The following section considers what can be done to improve this situation.


Clearly, in order to improve the collective state of knowledge on the effectiveness of KBS V&V techniques, it is necessary to perform a considerably larger set of studies. In order to gather a sufficiently complete data set, the following process would need to be followed:

  1. Create a sufficiently complete enumeration of the types of KBS requiring V&V. For each type of KBS, create instance artifacts at each stage of development (conceptual model, design model, and implementation), and for each development method. For example, instances of KBS with various distinct problem-solving methods would be required, and artifact instances would need to be created using different methods (and representation languages).
  2. Define reference implementations for each V&V technique, either in the form of well-defined manual procedures, software tool specifications/implementations, or a combination of the two. Where necessary, variations on the V&V techniques will need to be defined for different representations used in the reference KBS artifacts produced in Step 1.
  3. Define good fault models, based on observed error phenomena from actual experience in KBS projects.
  4. Mutate the KBS artifacts from Step 1 using the fault models from Step 3 (ideally, this would be done automatically); then apply each of the V&V techniques defined in Step 2 to each mutated artifact; repeat for a statistically-significant set of mutated artifacts.

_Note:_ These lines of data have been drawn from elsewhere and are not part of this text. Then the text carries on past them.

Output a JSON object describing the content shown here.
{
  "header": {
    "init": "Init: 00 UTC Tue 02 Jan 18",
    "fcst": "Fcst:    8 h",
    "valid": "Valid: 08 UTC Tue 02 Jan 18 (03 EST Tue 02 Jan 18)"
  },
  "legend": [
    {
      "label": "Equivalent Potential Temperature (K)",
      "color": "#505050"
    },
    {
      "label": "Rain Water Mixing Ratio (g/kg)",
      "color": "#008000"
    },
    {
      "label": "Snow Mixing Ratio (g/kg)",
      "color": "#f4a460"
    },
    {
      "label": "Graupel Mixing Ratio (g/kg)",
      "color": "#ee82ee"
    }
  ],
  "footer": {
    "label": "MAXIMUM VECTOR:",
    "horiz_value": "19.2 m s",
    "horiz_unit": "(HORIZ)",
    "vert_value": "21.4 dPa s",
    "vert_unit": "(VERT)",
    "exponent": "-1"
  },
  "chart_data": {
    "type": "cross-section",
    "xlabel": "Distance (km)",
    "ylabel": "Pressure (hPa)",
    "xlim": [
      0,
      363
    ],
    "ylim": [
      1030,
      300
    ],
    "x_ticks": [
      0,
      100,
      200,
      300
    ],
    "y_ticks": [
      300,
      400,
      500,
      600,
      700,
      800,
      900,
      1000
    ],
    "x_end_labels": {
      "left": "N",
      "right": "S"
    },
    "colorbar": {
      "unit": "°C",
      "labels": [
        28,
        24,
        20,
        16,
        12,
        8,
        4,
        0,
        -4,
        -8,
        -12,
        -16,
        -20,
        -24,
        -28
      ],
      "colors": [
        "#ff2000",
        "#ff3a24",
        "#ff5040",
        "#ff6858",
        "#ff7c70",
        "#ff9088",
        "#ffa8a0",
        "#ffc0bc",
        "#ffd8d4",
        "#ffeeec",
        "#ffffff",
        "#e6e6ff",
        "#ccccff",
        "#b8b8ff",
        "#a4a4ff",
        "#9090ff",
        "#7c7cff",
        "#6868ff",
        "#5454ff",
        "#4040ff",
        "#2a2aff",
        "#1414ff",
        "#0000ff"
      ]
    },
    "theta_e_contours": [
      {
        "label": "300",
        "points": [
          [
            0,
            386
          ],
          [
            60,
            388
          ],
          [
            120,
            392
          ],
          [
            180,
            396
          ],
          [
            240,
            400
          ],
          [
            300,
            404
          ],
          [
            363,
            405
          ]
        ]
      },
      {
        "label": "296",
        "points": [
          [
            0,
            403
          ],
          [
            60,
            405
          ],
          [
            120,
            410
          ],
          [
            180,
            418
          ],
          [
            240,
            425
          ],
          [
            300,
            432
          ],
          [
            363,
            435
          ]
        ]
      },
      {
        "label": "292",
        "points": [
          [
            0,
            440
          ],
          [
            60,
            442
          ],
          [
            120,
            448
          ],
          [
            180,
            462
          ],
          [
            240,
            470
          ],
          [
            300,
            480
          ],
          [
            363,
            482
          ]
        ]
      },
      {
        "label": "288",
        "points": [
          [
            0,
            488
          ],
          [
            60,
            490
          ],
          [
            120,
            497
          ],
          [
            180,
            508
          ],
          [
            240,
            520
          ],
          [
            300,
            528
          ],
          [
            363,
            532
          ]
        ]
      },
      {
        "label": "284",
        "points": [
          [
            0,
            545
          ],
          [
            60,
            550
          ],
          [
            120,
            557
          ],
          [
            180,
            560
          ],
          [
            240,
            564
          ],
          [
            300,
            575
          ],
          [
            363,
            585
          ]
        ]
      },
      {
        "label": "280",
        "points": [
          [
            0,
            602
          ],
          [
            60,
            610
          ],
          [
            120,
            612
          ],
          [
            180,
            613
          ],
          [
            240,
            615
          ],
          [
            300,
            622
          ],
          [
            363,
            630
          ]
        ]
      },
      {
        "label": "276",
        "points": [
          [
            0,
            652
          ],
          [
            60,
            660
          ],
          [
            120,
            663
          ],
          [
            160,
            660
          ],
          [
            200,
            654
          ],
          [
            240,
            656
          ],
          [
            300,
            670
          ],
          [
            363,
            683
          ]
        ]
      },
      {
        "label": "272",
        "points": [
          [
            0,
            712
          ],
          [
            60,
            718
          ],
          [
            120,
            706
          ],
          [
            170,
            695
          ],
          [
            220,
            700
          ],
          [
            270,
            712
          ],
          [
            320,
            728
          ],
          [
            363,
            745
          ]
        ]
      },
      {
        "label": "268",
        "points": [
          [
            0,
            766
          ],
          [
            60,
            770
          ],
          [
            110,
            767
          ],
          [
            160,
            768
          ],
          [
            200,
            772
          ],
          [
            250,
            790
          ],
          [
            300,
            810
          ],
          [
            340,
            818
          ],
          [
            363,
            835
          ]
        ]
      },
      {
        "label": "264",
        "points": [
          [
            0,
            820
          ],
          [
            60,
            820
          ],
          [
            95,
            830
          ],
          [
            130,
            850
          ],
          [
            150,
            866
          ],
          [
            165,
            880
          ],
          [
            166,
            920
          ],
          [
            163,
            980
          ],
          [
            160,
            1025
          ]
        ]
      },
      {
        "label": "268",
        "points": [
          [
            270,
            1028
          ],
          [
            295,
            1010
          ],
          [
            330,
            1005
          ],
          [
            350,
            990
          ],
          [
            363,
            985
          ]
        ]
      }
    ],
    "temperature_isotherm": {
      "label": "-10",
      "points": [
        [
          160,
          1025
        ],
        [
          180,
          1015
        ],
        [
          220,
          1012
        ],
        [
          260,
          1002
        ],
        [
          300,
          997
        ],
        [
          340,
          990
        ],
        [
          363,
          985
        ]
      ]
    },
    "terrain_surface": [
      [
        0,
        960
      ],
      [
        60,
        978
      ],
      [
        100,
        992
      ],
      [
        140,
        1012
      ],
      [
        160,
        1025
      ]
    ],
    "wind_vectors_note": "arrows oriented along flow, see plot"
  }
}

Such a study would be very ambitious but extremely valuable: it would provide conclusive evidence as to the effectiveness of each V&V technique for each type of KBS and development method, individually and in combination. Furthermore, it would support further research and development of KBS V&V techniques. Of course, such a study would be very difficult: Step 1 and Step 3 in particular are made hard by the fact that KBS technology is moving constantly forward: new kinds of KBS are always emerging - for example, witness the current interest in multiple-agent KBS (Fisher and Wooldridge, 1993) - and reliable information on actual error phenomena is had to come by (partly because knowledge engineers do not wish to advertise failures). It is worth noting, however, that the artifacts created in Step 1 would be of wider use that merely in a study of V&V techniques - they could facilitate complementary studies on the effectiveness of knowledge acquisition and design methods.


This paper has argued that V&V techniques are an essential part of the knowledge engineering process, because they offer the only way to judge the success (or otherwise) of a KBS development project. Examination of known studies on the effectiveness of existing KBS V&V techniques has shown, worryingly, that the state of knowledge in this area is poor. A proposal has been made to improve this situation, by systematically gathering data from a representative set of KBS projects and V&V techiques. Without such a study, knowledge engineering will remain very much an art.

In conclusion, however, it should be noted that the state of knowledge in software engineering is hardly much better! In particular, little is known about the relative effectiveness of V&V techniques in object-oriented software development. Despite this lack of knowledge, a huge number of successful, robust software systems have been created; similarly, a huge number of successful, robust KBS have been developed without perfect knowledge of the effectiveness of the methods employed. Clearly, software engineers, and knowledge engineers, have considerable artistic ability.